Archive for the ‘learning’ Category

A common purpose

Thursday, June 19th, 2008

Ian Robinson posted a callout to any Cocoa developers in Northern Ireland (and wannabees, I presume). He wants to form a group to get together in order to dicuss Mac and iPhone development. Great stuff.

However, there’s another fledgling group of misfits meeting under the banner of Xcake.

Let’s get together, and code ! (You kinda have to sing that so it doesn’t sound *too* silly)

So many books, so little … attention

Wednesday, June 18th, 2008

I’m a geek and a coder. It’s inevitable, then, that I’ll collect a huge number of books about every geeky, coding subject going. I have countless books on Java, Python, C, testing, framework-this, framework-the-other. A new batch is adding another layer of veneer on my desk at home: the Mac development books.

The issue is, though, that I seem incapable of picking up one book and working through it to the end.

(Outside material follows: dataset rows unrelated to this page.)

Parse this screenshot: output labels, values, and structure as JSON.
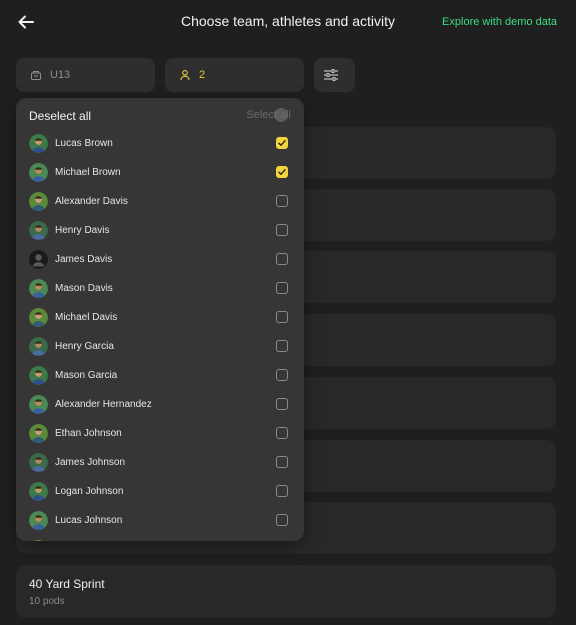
{
  "header": {
    "title": "Choose team, athletes and activity",
    "demo_link": "Explore with demo data"
  },
  "filters": {
    "team": "U13",
    "athletes_count": "2"
  },
  "dropdown": {
    "deselect_all": "Deselect all",
    "select_all": "Select all",
    "athletes": [
      {
        "name": "Lucas Brown",
        "checked": true,
        "avatar": "photo"
      },
      {
        "name": "Michael Brown",
        "checked": true,
        "avatar": "photo"
      },
      {
        "name": "Alexander Davis",
        "checked": false,
        "avatar": "photo"
      },
      {
        "name": "Henry Davis",
        "checked": false,
        "avatar": "photo"
      },
      {
        "name": "James Davis",
        "checked": false,
        "avatar": "placeholder"
      },
      {
        "name": "Mason Davis",
        "checked": false,
        "avatar": "photo"
      },
      {
        "name": "Michael Davis",
        "checked": false,
        "avatar": "photo"
      },
      {
        "name": "Henry Garcia",
        "checked": false,
        "avatar": "photo"
      },
      {
        "name": "Mason Garcia",
        "checked": false,
        "avatar": "photo"
      },
      {
        "name": "Alexander Hernandez",
        "checked": false,
        "avatar": "photo"
      },
      {
        "name": "Ethan Johnson",
        "checked": false,
        "avatar": "photo"
      },
      {
        "name": "James Johnson",
        "checked": false,
        "avatar": "photo"
      },
      {
        "name": "Logan Johnson",
        "checked": false,
        "avatar": "photo"
      },
      {
        "name": "Lucas Johnson",
        "checked": false,
        "avatar": "photo"
      },
      {
        "name": "",
        "checked": false,
        "avatar": "photo"
      }
    ]
  },
  "activity": {
    "name": "40 Yard Sprint",
    "subtitle": "10 pods"
  },
  "colors": {
    "accent_green": "#3ddc84",
    "accent_yellow": "#f2d43c"
  }
}
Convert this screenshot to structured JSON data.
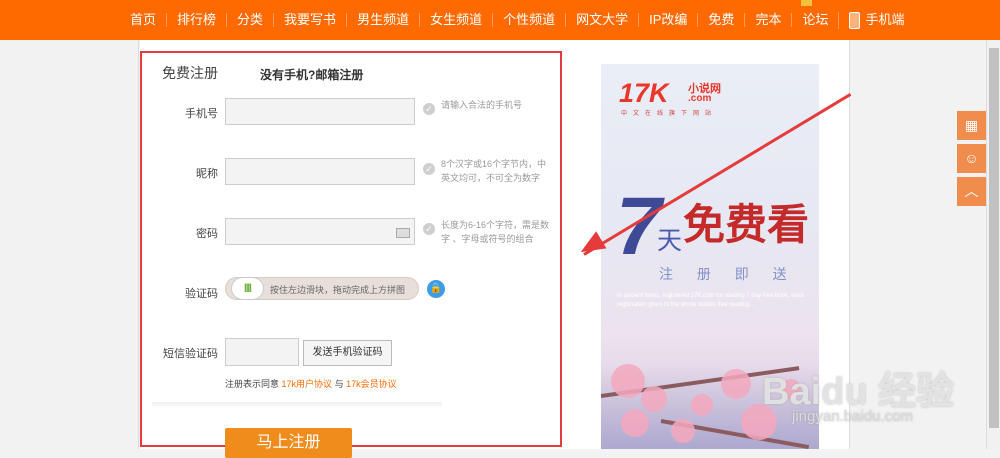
{
  "nav": {
    "items": [
      "首页",
      "排行榜",
      "分类",
      "我要写书",
      "男生频道",
      "女生频道",
      "个性频道",
      "网文大学",
      "IP改编",
      "免费",
      "完本",
      "论坛"
    ],
    "mobile": "手机端"
  },
  "form": {
    "tab_free": "免费注册",
    "tab_email": "没有手机?邮箱注册",
    "phone_label": "手机号",
    "phone_hint": "请输入合法的手机号",
    "nick_label": "昵称",
    "nick_hint": "8个汉字或16个字节内，中英文均可，不可全为数字",
    "pwd_label": "密码",
    "pwd_hint": "长度为6-16个字符，需是数字 、字母或符号的组合",
    "captcha_label": "验证码",
    "slider_text": "按住左边滑块，拖动完成上方拼图",
    "slider_handle": "III",
    "sms_label": "短信验证码",
    "sms_button": "发送手机验证码",
    "agree_prefix": "注册表示同意",
    "agree_link1": "17k用户协议",
    "agree_mid": "与",
    "agree_link2": "17k会员协议",
    "submit": "马上注册"
  },
  "banner": {
    "logo_num": "17K",
    "logo_cn": "小说网",
    "logo_com": ".com",
    "slogan": "中文在线旗下网站",
    "seven": "7",
    "day": "天",
    "free_read": "免费看",
    "subtitle": "注 册 即 送",
    "english": "In ancient times, registered 17K.com for reading 7 day free book, each registration gives to the whole station free reading..."
  },
  "watermark": {
    "brand": "Baidu 经验",
    "url": "jingyan.baidu.com"
  },
  "colors": {
    "nav_bg": "#ff6a00",
    "highlight_border": "#e53b3b",
    "link": "#ff6a00",
    "submit_bg": "#f08c1c"
  },
  "icons": [
    "phone-icon",
    "check-hint-icon",
    "keyboard-icon",
    "lock-icon",
    "qrcode-icon",
    "service-icon",
    "back-to-top-icon"
  ]
}
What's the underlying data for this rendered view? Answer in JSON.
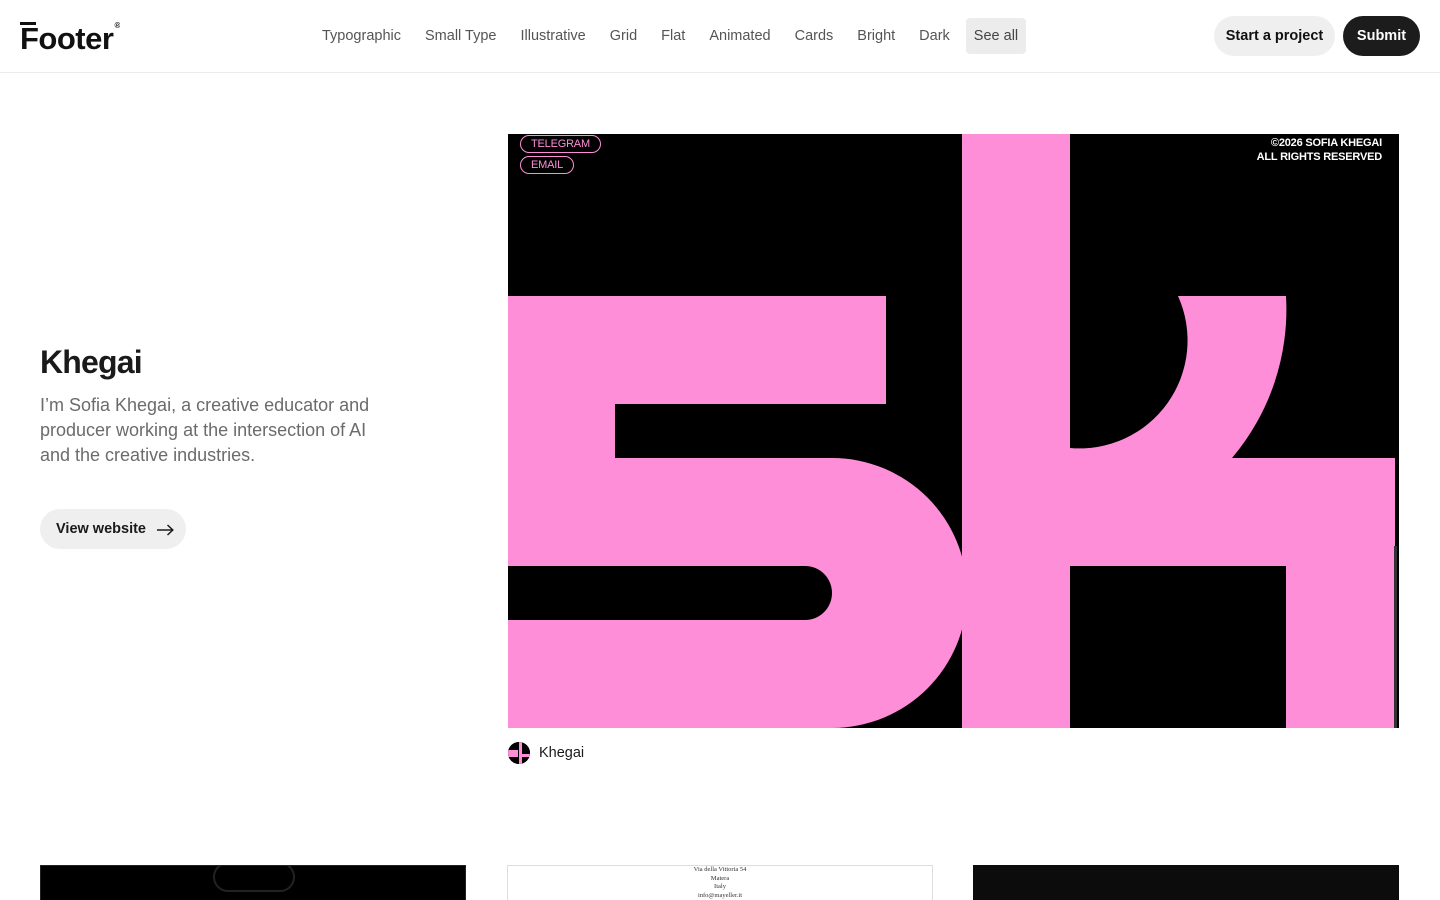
{
  "header": {
    "logo_text": "Footer",
    "logo_mark": "®",
    "nav": [
      {
        "label": "Typographic"
      },
      {
        "label": "Small Type"
      },
      {
        "label": "Illustrative"
      },
      {
        "label": "Grid"
      },
      {
        "label": "Flat"
      },
      {
        "label": "Animated"
      },
      {
        "label": "Cards"
      },
      {
        "label": "Bright"
      },
      {
        "label": "Dark"
      },
      {
        "label": "See all",
        "active": true
      }
    ],
    "start_project_label": "Start a project",
    "submit_label": "Submit"
  },
  "feature": {
    "title": "Khegai",
    "description": "I’m Sofia Khegai, a creative educator and producer working at the intersection of AI and the creative industries.",
    "view_website_label": "View website",
    "arrow_icon": "arrow-right-icon",
    "preview": {
      "pill_1": "TELEGRAM",
      "pill_2": "EMAIL",
      "copyright_line_1": "©2026 SOFIA KHEGAI",
      "copyright_line_2": "ALL RIGHTS RESERVED",
      "art_text": "sk",
      "pink": "#ff8ed8",
      "background": "#000000"
    },
    "author": {
      "name": "Khegai"
    }
  },
  "gallery": {
    "thumb_2_address": [
      "Via della Vittoria 54",
      "Matera",
      "Italy",
      "info@mayeller.it"
    ]
  }
}
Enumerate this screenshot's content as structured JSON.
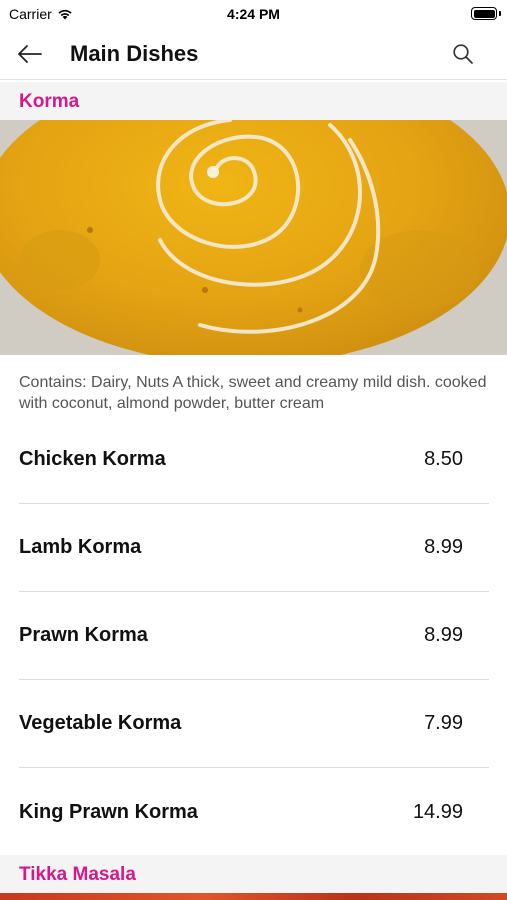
{
  "status_bar": {
    "carrier": "Carrier",
    "time": "4:24 PM",
    "wifi_icon": "wifi-icon",
    "battery_icon": "battery-icon"
  },
  "nav": {
    "title": "Main Dishes",
    "back_icon": "arrow-left-icon",
    "search_icon": "search-icon"
  },
  "sections": [
    {
      "title": "Korma",
      "description": "Contains: Dairy, Nuts A thick, sweet and creamy mild dish. cooked with coconut, almond powder, butter cream",
      "items": [
        {
          "name": "Chicken Korma",
          "price": "8.50"
        },
        {
          "name": "Lamb Korma",
          "price": "8.99"
        },
        {
          "name": "Prawn Korma",
          "price": "8.99"
        },
        {
          "name": "Vegetable Korma",
          "price": "7.99"
        },
        {
          "name": "King Prawn Korma",
          "price": "14.99"
        }
      ]
    },
    {
      "title": "Tikka Masala"
    }
  ],
  "colors": {
    "section_title": "#d6198a",
    "section_header_bg": "#f4f4f4",
    "divider": "#dcdcdc"
  }
}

I’m time-slicing my scant resources over countless books. This leads to an unfortunate outcome: I learn nothing from any of them (another side effect being the sizable amount of money that I’ve basically wasted over the years).

Reading has become a wholly mechanical activity. I open the book, scan it for all the pictures (being turned off immediately if the word/picture ratio is too high … I like to think of myself as a visual learner, rather than shallow), and then follow the steps in all the programming examples. I end up with lots of example applications, but ask me how they work, or ask me to build one of them from scratch without the aid of the book, and I’d probably struggle.

This is not the fault of the books themselves (although, there are some decidedly sub-par tech books on the market, and most of those have red covers), it’s just that I have an awful lack of attention and focus. So, I’ve decided to take the bull by the horns, and force myself to abide by these rules from now:

  1. Only one tech book on the go at once
  2. Start a project in parallel with the examples in the book (the best books, I find, are those that build a single application incrementally as you progress)
  3. Find others reading the same book and discuss it with them

The book at the top of the stack is Aaron Hillegass’ Cocoa Programming for MacOSX, 3rd edition. The author builds a little application throughout the book, and my plan is to write another little application in parallel, only referring to the book as reference where necessary. That’s rules 1 & 2 covered. For rule 3, if anyone is also reading through this book, get in touch.

Travelling between fromValue and toValue

Thursday, April 3rd, 2008

Last night at XCake showed me just how much catching up I have to do if I’m going to be an active (useful) member of the MacHack community here.

So, I started with Bill Dudney’s Core Animation for OS X tonight.

I’ve only got through the first chapter so far, and one very tiny code example, but already I’m looking forward to getting deeper into the book and the subject.

The very first code example shows the way things are going. The author provides a little project that moves a picture from one point in a window to a new point, on a keypress. Then, with one change in the code, the image is animated along the path, rather than simply disappearing from one and appearing in another.

Like most things that Apple dream up, it’s all magic, and yet all perfectly logical. Instead of dealing directly with the thing you want to animate, you request it’s animator proxy. Then, instead of telling the window to move, you tell its proxy, and it’s the proxy’s job to interpolate everything from the start position to the end within the time alloted to the animation. Simple!

Actually, the animator proxy delegates (it’s amazing how often that word crops up in Mac development) the actual interpolation to an implementation of CAAnimation. The animator proxy looks up the implementation for the specific action you’re attempting (setFrame: for instance) and it does the interpolation between the fromValue (usually the current position) and the toValue (the argument passed to setFrame: in this case). Brilliant!

The intriguing part will come later when the book goes on to talk about how you write your own CAAnimation implementations are make them available to the animator proxies.

We’ll see how it goes from here (to there).

Update: Isn’t amazing how boring I can make such an exciting subject sound? Maybe I should’ve followed a career in higher education.